Some other Arbital features, such as guides/paths, subject prerequisites, page speeds and relationships, etc, have been imported in limited read-only formats to LessWrong. These features will be present on imported Arbital content, to preserve the existing structure of Arbital content as much as possible, but we haven't implemented the ability to use those features for new wiki content on LessWrong.
As always, we're interested in your feedback, though make no promises about what we do with it. Please do report bugs or unexpected behavior if/when you find them, especially around wikitags - you can reach us on Intercom (bottom-right corner of the screen) or leave a comment on this post.
- ^
This might involve non-trivial updates to the current features and UI. No fixed timeline but hopefully within a few weeks.
- ^
If Page A has Lens A' with a score of 50, a link to Page A will be displayed above a link to Page B with a score of 40, even if Page A itself only has a score of 30.
- ^
These were originally an integration with Ought.

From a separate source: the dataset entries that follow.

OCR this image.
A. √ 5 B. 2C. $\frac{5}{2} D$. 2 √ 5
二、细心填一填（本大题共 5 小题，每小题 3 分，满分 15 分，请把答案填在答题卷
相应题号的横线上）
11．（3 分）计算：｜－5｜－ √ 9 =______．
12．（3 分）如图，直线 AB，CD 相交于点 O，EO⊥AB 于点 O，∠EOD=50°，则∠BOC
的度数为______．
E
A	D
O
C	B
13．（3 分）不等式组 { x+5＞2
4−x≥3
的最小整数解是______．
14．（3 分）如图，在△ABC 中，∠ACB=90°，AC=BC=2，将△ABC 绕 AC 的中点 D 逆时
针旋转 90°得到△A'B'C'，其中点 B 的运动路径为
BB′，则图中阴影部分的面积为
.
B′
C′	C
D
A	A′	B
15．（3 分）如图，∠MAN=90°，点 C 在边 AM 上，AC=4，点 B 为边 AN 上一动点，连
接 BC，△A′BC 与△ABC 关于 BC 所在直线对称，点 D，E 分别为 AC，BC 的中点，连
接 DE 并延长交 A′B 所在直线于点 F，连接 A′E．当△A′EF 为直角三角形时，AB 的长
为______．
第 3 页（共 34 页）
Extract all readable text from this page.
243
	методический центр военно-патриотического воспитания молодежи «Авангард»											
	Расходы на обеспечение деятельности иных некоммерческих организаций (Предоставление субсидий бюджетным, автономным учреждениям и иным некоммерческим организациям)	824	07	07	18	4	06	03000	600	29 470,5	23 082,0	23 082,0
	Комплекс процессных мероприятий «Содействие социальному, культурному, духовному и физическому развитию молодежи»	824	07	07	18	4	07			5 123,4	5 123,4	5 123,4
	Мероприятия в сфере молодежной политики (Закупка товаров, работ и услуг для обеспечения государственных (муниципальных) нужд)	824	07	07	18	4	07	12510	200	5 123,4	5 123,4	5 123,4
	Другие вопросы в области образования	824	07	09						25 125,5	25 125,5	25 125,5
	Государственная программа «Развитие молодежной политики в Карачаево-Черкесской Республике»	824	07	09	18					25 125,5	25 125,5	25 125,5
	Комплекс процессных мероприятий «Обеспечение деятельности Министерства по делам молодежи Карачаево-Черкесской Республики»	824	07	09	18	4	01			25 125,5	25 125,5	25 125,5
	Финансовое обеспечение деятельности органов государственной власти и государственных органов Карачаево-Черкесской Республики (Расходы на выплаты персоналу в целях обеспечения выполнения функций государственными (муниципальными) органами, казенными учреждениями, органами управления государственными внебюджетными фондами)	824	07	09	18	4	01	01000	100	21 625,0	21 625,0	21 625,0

When Ought sunset their API, we imported all the existing questions and predictions and made them read-only.
The fact that you so naturally used the word "version" here (it was essentially invisible, it didn't feel like a terminology choice at all) suggests that "version" would be a good term to use instead of "lens". Downside being that it's a sufficiently common word that it doesn't sound like a Term of Art.